TSA workers and even executives at major airlines have sounded the alarm on the need for a resolution. “The longer this goes on, the longer it will take for the nation’s air travel infrastructure to rebound,” Robin Hayes, the chief executive officer of Jet Blue, said on a conference call with analysts and investors, according to Bloomberg.

According to the New York Times, “as many as one of every 10 transportation security officers is not showing up for work and reserve workers are being flown in to bolster depleted ranks at some airports.”

Now, union leaders representing air traffic controllers, pilots and flight attendants who represent more than 130,000 employees have issued what The Times calls a “dire warning” about the “safety threat that is growing by the day.”

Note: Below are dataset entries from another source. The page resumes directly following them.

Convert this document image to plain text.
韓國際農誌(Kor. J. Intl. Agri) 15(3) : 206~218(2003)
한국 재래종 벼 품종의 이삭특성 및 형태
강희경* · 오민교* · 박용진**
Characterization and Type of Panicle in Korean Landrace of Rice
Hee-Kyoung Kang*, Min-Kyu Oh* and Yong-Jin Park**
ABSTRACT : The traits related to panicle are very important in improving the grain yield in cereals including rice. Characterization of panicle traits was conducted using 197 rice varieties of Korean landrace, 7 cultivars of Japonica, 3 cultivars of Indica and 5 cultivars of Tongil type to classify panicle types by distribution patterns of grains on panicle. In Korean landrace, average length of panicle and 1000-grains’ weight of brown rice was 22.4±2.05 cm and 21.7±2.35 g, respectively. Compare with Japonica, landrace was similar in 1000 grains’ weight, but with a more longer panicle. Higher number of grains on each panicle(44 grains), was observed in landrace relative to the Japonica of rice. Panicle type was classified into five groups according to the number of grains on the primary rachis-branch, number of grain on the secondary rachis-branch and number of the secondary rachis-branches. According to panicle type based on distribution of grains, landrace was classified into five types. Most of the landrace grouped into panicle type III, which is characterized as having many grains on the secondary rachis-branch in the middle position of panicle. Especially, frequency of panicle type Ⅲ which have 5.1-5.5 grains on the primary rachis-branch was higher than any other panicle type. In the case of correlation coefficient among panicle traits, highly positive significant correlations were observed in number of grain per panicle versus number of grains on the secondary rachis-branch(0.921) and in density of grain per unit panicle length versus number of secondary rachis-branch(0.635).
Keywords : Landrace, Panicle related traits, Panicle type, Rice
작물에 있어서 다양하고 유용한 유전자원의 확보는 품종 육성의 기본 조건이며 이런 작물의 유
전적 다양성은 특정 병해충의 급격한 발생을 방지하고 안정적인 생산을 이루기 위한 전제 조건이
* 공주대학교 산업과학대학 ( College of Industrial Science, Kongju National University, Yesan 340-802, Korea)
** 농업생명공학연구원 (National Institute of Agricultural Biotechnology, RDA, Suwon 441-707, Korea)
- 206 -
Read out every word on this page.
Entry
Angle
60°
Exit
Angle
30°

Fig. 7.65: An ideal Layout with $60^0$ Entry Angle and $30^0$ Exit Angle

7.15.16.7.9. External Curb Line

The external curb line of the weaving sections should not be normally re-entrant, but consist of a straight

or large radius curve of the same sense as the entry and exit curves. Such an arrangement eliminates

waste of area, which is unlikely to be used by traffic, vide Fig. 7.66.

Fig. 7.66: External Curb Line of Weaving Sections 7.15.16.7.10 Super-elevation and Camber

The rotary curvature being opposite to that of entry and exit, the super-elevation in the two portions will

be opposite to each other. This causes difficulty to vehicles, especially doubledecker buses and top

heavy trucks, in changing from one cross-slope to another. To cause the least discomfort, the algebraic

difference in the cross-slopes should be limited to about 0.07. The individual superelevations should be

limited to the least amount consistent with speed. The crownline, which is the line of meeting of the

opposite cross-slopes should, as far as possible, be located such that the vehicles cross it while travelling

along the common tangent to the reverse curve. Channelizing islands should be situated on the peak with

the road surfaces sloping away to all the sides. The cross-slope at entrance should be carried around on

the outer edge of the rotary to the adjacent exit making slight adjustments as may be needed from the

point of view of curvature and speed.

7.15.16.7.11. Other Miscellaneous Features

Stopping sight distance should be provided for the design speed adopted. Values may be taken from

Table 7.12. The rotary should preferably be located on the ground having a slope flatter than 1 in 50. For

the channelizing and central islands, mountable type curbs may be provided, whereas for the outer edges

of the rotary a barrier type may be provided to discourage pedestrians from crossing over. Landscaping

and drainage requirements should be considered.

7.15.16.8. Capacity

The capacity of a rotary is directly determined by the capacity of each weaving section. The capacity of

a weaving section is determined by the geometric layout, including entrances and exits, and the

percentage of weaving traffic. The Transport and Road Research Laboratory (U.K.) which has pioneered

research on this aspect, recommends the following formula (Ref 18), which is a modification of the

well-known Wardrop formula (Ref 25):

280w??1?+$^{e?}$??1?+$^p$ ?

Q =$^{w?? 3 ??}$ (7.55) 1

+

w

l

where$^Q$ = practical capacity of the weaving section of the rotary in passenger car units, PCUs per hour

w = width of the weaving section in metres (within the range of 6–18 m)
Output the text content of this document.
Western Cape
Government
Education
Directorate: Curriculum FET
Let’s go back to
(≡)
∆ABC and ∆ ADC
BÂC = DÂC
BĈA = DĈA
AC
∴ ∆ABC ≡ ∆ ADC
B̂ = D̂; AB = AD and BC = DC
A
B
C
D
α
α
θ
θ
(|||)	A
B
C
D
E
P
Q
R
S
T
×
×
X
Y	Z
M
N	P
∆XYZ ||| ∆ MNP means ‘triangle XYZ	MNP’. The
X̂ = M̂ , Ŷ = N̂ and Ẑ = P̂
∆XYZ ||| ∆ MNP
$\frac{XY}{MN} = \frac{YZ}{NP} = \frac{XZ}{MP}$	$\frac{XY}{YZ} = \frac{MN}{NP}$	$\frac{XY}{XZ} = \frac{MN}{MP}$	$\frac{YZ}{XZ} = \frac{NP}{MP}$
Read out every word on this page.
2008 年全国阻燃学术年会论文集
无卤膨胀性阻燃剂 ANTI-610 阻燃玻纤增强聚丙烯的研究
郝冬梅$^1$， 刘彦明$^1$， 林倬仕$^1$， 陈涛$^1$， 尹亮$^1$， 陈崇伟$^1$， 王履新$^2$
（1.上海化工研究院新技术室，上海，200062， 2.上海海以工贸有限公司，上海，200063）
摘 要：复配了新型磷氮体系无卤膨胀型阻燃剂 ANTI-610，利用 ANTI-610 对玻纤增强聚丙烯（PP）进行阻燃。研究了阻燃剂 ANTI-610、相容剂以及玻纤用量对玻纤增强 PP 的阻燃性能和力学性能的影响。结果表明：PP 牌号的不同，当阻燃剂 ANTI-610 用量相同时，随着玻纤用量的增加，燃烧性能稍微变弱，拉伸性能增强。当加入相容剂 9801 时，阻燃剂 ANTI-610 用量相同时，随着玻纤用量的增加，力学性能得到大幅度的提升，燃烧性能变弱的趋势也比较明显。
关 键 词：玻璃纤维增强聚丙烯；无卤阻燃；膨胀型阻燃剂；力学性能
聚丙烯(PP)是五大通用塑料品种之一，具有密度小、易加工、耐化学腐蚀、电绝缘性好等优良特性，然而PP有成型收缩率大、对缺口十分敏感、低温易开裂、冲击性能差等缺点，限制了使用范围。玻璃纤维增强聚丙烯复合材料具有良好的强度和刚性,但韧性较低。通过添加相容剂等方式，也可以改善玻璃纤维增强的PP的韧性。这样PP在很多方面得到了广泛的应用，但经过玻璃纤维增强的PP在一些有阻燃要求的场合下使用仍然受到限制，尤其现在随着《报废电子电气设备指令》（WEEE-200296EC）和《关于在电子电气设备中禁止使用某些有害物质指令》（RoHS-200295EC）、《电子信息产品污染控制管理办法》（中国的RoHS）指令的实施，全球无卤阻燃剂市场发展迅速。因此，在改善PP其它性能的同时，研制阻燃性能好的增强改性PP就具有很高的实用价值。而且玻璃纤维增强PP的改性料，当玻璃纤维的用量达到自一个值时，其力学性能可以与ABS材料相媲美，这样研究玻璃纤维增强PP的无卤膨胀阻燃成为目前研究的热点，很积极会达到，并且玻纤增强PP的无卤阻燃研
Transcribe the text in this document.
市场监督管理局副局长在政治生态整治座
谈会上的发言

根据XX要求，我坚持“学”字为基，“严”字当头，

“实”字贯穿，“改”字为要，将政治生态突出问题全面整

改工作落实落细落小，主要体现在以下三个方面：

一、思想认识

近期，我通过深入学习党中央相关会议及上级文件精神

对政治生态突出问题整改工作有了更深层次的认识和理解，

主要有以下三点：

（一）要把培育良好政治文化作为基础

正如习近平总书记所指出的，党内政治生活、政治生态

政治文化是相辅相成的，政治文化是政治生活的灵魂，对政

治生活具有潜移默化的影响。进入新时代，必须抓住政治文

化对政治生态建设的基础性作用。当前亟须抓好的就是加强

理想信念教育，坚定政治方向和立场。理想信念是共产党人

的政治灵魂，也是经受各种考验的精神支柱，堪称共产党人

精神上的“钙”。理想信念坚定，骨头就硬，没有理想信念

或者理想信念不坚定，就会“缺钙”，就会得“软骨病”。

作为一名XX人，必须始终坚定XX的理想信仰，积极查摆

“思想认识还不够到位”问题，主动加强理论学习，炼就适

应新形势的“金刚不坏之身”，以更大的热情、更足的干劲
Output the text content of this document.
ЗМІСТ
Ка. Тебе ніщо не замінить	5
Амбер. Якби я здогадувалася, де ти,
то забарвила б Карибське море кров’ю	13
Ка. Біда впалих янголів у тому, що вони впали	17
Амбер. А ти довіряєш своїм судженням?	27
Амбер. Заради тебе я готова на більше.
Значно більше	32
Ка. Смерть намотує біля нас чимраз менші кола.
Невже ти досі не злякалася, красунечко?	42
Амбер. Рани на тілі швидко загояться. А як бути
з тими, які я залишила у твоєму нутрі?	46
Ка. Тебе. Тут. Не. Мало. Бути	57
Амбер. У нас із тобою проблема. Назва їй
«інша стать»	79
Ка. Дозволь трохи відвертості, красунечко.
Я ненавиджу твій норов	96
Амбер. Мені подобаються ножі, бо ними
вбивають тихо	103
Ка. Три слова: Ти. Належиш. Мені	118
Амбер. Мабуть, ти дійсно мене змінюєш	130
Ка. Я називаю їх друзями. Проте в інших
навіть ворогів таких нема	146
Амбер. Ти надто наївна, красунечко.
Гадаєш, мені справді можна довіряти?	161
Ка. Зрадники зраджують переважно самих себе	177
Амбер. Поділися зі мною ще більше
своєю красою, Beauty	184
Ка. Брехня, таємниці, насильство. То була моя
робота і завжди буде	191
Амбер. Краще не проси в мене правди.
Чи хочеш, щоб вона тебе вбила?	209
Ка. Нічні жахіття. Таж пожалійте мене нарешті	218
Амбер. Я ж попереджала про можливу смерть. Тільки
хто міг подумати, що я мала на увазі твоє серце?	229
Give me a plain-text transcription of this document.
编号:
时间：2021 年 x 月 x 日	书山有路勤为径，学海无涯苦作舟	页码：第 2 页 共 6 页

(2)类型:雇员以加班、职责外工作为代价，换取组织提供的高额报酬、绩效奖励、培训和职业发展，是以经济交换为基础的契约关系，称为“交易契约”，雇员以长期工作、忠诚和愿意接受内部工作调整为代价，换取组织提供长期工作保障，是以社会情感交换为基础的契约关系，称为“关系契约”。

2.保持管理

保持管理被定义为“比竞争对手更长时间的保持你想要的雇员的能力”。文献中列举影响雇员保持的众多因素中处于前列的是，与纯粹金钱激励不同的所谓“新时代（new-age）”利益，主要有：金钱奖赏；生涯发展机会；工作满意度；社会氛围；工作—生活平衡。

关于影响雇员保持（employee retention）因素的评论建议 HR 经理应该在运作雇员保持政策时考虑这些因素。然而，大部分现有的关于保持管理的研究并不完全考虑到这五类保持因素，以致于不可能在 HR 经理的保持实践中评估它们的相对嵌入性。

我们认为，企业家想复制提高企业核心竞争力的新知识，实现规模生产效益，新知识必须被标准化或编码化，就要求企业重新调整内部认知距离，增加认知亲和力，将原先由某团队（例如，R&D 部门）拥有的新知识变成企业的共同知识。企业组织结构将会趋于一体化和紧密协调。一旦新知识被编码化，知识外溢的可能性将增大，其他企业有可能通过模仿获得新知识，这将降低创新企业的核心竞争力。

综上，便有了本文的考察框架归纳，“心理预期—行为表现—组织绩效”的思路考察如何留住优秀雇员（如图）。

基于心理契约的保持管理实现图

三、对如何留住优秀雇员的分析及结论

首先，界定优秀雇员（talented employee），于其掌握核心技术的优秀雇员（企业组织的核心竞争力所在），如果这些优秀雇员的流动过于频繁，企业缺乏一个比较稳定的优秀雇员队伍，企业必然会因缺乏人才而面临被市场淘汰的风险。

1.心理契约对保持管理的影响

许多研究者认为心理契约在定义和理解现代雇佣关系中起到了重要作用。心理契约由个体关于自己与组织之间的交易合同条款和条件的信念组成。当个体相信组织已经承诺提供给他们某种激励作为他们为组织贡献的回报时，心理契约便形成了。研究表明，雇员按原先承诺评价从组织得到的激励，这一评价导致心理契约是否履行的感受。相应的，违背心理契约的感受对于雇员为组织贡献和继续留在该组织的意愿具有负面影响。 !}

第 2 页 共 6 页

The joint statement from Paul Rinaldi of the National Air Traffic Controllers Association, Joe DePete of the Air Line Pilots Association and Sara Nelson of the Association of Flight Attendants addressed concerns about closed security checkpoints, a lack of safety inspectors and impediments to reporting safety data.

“We have a growing concern for the safety and security of our members, our airlines and the traveling public due to the government shutdown,” the leaders wrote, adding, “In our risk averse industry, we cannot even calculate the level of risk currently at play, nor predict the point at which the entire system will break.”

Equally worrying for nervous fliers is the impact the shutdown has on safety reporting. The leaders write that “we are not confident that system-wide analyses of safety reporting data, which is used to identify and implement corrective actions in order to reduce risks and prevent accidents is 100 percent operational due to reduced FAA resources.”

They add that “staffing in our air traffic control facilities is already at a 30-year low and controllers are only able to maintain the system’s efficiency and capacity by working overtime.”